Description
I've seen some effort towards annotating scipy
, and that's great!
As it currently stands, (static) type-checkers report many false positives, as they're unable to infer, for example, the signature of a function or its return type.
This can be rather frustrating, especially for typed libraries that use scipy
internally. One such example is Lmo
, which is fully type-hinted and heavily relies on scipy.quad
, scipy.stats
, scipy.special
, and scipy.optimize
. I can confidently say that the majority of the effort I put into typing Lmo
went into dealing with typing issues "caused" by scipy
. To illustrate, lmo/typing/scipy.py
is a collections of such workarounds, amounting to nearly 1,000 lines of code. But in most cases, workarounds like these aren't even possible, so the only options are either to (mis)use typing.cast
or to forcibly ignore the typing errors.
I've had to deal with similar issues in other projects of mine as well.
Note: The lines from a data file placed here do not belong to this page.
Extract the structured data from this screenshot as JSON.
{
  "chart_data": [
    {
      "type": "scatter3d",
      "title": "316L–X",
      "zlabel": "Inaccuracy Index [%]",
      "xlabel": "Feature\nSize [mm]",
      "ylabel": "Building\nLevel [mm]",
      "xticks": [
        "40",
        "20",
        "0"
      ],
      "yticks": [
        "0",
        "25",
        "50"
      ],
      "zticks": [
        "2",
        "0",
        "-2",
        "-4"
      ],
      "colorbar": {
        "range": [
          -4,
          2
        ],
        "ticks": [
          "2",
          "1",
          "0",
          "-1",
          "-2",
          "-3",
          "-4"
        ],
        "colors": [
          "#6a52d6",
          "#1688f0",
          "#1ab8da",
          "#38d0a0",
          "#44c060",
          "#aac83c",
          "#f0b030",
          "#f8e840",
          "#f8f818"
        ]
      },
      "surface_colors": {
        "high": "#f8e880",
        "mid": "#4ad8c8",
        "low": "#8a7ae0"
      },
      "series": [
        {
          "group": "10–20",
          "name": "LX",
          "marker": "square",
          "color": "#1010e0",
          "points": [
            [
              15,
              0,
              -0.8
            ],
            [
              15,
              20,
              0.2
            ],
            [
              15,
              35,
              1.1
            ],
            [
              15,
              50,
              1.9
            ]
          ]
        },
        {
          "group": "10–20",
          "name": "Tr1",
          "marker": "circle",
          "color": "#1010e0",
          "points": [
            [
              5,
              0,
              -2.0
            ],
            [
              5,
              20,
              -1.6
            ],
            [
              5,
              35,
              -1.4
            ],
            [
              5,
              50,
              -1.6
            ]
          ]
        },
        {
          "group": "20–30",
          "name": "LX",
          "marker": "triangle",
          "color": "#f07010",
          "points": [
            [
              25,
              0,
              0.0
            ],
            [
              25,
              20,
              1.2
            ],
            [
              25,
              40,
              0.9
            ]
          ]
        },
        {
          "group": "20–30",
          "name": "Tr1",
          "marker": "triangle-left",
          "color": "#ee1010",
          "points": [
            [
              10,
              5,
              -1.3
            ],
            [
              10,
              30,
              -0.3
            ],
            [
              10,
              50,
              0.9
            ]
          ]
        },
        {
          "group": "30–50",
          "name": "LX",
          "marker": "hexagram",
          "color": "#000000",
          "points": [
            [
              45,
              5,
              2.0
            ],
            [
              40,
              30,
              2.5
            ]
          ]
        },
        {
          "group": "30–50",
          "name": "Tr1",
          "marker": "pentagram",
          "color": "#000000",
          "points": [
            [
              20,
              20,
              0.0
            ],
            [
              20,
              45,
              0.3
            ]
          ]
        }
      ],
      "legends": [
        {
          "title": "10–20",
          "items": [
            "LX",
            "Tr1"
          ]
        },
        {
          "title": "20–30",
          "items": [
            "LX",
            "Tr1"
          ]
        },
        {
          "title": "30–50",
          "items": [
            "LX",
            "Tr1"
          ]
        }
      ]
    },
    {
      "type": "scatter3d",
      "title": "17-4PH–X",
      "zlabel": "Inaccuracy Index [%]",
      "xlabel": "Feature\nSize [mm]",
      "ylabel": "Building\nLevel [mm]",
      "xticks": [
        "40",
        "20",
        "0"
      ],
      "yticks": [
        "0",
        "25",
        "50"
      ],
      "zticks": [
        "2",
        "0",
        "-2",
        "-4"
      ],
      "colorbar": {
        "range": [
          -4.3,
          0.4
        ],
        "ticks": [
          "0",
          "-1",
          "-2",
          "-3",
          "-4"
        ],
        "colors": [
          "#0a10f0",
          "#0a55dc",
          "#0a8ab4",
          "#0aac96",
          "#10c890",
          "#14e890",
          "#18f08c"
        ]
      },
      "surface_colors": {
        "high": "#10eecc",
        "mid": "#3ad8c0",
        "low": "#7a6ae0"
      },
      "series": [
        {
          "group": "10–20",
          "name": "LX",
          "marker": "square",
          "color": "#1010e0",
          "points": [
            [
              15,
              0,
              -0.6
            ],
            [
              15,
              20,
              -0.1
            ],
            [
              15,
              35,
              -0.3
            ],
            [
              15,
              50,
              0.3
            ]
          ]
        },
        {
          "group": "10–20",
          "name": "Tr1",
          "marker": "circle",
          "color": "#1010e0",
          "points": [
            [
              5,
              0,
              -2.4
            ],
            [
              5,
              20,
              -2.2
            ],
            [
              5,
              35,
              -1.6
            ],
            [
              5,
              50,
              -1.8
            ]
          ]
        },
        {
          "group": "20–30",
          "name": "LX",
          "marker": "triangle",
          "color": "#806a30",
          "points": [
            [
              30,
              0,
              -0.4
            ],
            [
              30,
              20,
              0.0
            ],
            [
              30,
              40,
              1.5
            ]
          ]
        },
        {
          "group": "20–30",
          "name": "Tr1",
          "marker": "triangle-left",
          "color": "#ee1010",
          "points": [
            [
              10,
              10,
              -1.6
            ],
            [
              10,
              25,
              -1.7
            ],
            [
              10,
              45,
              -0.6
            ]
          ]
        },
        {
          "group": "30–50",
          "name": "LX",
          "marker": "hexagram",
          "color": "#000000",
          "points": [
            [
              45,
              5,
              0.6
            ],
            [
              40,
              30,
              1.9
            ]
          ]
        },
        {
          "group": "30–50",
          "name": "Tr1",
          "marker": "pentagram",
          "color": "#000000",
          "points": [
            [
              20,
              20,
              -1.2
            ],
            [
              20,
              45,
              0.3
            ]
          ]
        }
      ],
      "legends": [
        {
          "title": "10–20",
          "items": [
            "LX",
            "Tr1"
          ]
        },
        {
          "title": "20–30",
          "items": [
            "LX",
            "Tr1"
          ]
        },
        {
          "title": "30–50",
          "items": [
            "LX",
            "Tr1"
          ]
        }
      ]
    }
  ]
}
And that's why I decided to build scipy-stubs
.
What's up with scipy-stubs
?
By now, this must sound like a bad supervillain story, because after all, I could've contributed those stubs to scipy
directly.
So allow me to explain myself here, officer.
There are a couple of important reasons for why I chose to go about it this way and it doesn't include world domination.
Experimental stubs should be optional
Adding type hints to scipy
could have a huge impact on typed libraries. Taking Lmo
as an example again, it would almost certainly require changes to many of its current annotations to maintain compatiblity.
Lmo
, like many other scientific Python libraries, follows SPEC 0, so it supports a specific range of scipy
versions.
But because Lmo
wants to have valid type annotations for all of these versions, it wouldd require a lot of effort to remain compatible with each scipy
version. Additionally, there has also been a lot of work put into improving the typing of numpy recently (sorry, my bad). If done absolutely right, then the CI test matrix would become a combinatorial mess (and might actually turn me into an supervillain).
But all of this can be avoided by making the new type annotations opt-in. This way, package maintainers can, for example, require it for specific scipy
or numpy
versions.
Independent release cycle
New things move fast, and scipy-stubs
does too. But old mature projects like scipy
don't move as fast.
Giving a young husky to the pope isn't very wise; and neither is adding new stubs to scipy
.
So let's at least wait until scipy-stubs
is more mature before considering merging it into scipy
.
Most new ideas are wrong
When writing stubs, you'll often run into issues that could be solved in several non-trivial ways. If you later find out that you've made a suboptimal choice, you're going to want to improve it. But if the relevant stubs are bundled with scipy
, that probably won't be possible, as it would break backward compatibility.
So to illustrate this, take scipy.sparse.linalg.LinearOperator
for example:
- Should it be made generic? (spoiler alert: yes)
- Should you add a type parameter for the shape, even if it's usually either 1-d or 2-d?
- Would you bind it to
tuple[int] | tuple[int, int]
, ortuple[int, ...]
, or would you use separate type parameters, one for each dimension, e.g. usingtyping.TypeVarTuple
?
- Would you bind it to
- Should the the dtype parameter to
np.dtype
ornp.generic
? Or perhaps onlynp.number[Any]
, maybe includingnp.bool
? - How will you deal with
numpy.object_
scalars, given thattype(np.object_("world domination")) is str
?
So I’m sure you can imagine that it’s easy to make a decision that you’ll want to rectify later on.
Having a separate scipy-stubs
will effectively allow for such a “ctrl+z” option, as it doesn’t require backward compatibility: Package maintainers can pin the scipy-stubs
version that they support and adjust their types accordingly.
Linters, type-checkers, stub-testers, test-runners, ...
In order to properly write type stubs, they have to be valid and complete. And there are tools to help with that, an important one being mypy
's stubtest
.
In the case of scipy-stubs
, it also uses ruff
and pyright
in its toolchain (at the moment only locally). This toolchain is very different from the one that scipy
uses. So I’m guessing that it would require a significant amount of effort to get them to work together within the CI.
There’s also the developer experience (DX) aspect that it would harm. For instance, having to wait for the runtime stuff to complete in the CI each time you submit a change to the stubs.
But scipy-stubs
on its own can just use GitHub actions, while keeping the workflow runtime below 5 minutes.
I hope that clears things up a bit. And I might’ve said this before, but I wouldn’t mind merging scipy-stubs
into scipy
once it is mature enough.
My only goal with scipy-stubs
is to provide type hints for all of scipy
:
The Swiss Army knife of data science deserves to have proper type annotations too.